Disco is the latest addition in the growing list of Big Data tools, which allows parallel processing of large amounts of data. Disco was developed in 2008 at Nokia Research Center to address real challenges in handling massive amounts of data and the framework has been actively developed since by Nokia.
Disco is used for a variety of applications, such as log analysis, probabilistic modelling, data mining, and full-text indexing. It is an open-source framework and usage of Python makes it robust and easy-to-use. Since, Disco combines a distributed file system and map reduction features, Hadoop & Disco can often be seen as complementary.
Erlang’s programming language helps in building massively scalable real-time systems with requirements on high availability. Since, Disco uses the concurrency and clustering of Erlang, users don’t require anything other than one master server to submit jobs and push files into the Disco Distributed File System (DDFS). With Disco, there is virtually no latency when starting jobs and getting up and running quickly.

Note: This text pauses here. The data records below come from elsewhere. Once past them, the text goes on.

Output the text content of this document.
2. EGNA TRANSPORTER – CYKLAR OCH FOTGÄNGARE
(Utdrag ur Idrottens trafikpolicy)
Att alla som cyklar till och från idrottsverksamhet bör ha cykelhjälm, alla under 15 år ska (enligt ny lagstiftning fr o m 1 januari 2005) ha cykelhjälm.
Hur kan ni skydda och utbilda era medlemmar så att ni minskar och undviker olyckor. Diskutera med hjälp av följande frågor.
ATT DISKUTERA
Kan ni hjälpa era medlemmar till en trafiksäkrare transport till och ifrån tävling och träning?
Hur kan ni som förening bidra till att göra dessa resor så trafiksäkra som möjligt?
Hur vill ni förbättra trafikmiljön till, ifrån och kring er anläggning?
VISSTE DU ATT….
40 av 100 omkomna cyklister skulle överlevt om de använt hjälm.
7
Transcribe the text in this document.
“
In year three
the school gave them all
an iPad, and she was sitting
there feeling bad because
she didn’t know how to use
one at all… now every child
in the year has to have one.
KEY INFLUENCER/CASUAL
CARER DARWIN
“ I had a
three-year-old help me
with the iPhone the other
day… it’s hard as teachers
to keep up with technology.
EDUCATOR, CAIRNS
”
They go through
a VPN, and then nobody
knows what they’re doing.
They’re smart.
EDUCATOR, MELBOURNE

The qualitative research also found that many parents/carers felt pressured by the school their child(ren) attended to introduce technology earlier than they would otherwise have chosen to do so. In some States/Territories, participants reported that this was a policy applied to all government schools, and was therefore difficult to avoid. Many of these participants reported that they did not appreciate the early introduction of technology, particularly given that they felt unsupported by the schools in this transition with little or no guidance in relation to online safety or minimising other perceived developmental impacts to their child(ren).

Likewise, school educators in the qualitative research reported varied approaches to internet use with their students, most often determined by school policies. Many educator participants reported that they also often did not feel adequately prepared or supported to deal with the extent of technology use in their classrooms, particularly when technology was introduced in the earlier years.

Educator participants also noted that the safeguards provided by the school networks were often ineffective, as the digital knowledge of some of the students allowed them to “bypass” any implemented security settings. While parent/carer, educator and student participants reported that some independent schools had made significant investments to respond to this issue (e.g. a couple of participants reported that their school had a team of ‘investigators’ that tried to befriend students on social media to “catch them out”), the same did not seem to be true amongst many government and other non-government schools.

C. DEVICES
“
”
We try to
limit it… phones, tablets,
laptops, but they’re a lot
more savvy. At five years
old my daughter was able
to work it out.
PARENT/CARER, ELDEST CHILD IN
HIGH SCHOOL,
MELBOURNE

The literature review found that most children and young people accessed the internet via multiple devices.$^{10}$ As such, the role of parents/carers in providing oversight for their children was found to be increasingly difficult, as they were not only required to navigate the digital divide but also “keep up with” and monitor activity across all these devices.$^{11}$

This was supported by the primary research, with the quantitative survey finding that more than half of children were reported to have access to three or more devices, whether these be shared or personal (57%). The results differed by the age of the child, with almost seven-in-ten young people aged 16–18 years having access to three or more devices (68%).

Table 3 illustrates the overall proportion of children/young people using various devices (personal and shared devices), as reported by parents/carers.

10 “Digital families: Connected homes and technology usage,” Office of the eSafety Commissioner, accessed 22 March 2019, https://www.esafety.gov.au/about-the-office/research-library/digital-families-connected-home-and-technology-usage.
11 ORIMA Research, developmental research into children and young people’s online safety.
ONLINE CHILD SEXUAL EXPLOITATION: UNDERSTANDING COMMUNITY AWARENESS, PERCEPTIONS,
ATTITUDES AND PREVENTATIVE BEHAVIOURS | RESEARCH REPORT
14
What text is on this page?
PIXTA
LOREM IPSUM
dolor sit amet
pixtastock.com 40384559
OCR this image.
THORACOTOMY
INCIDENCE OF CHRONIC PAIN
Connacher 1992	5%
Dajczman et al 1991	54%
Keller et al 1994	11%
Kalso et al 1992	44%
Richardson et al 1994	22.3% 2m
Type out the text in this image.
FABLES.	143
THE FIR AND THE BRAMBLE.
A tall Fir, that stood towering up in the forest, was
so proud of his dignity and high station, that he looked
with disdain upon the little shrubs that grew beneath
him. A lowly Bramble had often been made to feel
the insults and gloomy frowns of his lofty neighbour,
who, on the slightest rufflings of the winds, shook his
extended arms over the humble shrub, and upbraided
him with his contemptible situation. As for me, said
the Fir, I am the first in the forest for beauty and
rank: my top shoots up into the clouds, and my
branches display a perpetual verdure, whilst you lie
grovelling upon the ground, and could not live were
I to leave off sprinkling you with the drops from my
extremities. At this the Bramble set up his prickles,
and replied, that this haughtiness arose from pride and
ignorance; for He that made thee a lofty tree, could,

Primary features and benefits of using Disco framework
There are several features of Disco which makes it an extremely reliable framework. Some of them are listed as below:
- The framework helps to build and query indices with billions of keys and values, using DiscoDB.
- It provides efficient data-locality-preserving IO, either over HTTP or the built-in petabyte-scale Disco Distributed Filesystem.
- Disco can be easily installed on Linux, Mac OS X, and FreeBSD.
- The framework supports profiling and debugging of Map Reduce jobs.
- It can run jobs written in any language using the worker protocol.
- Disco also furnishes random access data and auxiliary results through out of band results.
Can Disco replace Hadoop?
Hadoop comes with its own drawbacks. The platform hasn’t been specifically designed for data integration. Data integration depends on factors such as supporting governance, metadata management, data quality, and flexible data delivery styles.
Disco core is remarkably compact, and it’s really easy to understand how the core works. Users can start experimenting with it or adapt it to new environments. Moreover, it becomes easier to add new features around Disco’s core, leveraging Python. This helps in ensuring that Disco responds quickly to real-world needs.
Often, it’s a matter of choice whether Erlang and Python are more suitable for the task, compared to Java. Erlang is completely compatible with the Disco core, which needs to handle tens of thousands of tasks in parallel. Disco was programmed in Erlang, natively for the Map Reduce scripts in Python. Additionally, it works from the documentation closer to a private Linux environment and is much easier to set up.
Furthermore, users can run a single node cluster on their local laptop using Disco to test jobs and push data into DDFS. The framework has almost zero overhead and users don’t need to run it in a virtual machine.
Should we still consider leveraging Hadoop?
The Hadoop Distributed File System (HDFS) allows user to take all their files and data to anywhere they go, irrespective of the type of system they login from. Moreover, HDFS provide users with the ability to dump very large datasets (usually log files) to the distributed filesystem. From here, users can easily access the data by using tools.
Besides storing a large amount of data, HDFS is also fault-tolerant. In this case, losing a disk, or a machine, typically does not spell disaster for the data under consideration. Undoubtedly, HDFS has become a trusted way to store data and share it with other open-source data analysis tools.
The future for DISCO project
Undoubtedly, DISCO is a very innovative and unique framework. However, the project will improve upon three major aspects as we move into the future. This is to ensure that the framework can see more applications in the future.
Versatility in the framework is the first aspect, Disco will integrate other distributed processing frameworks. This will furnish end-user with a wider range of options for deciding the way data is to be processed effectively.
The second aspect revolves around user-friendliness. The release of a web interface to issue complicated HTTP requests is touted as a major update to Disco. In terms of ease-of-use for users, all communication will be automated and the end user will only have to fill in a form with the requirements. In a more advanced version, DISCO will be able to deduce and suggest the best-suited frameworks on its own, based on a questionnaire and an algorithm.
Last but nowhere the least, Disco needs work on the configurability aspect. The given parameters will have to be mapped to the individual configuration for achieving highest data throughput, besides the need for specifying entirely new settings. Here, factors like memory management, ratio, disk space, etc. come into play, which have to be ideally configured for obtaining the best performance out of the system.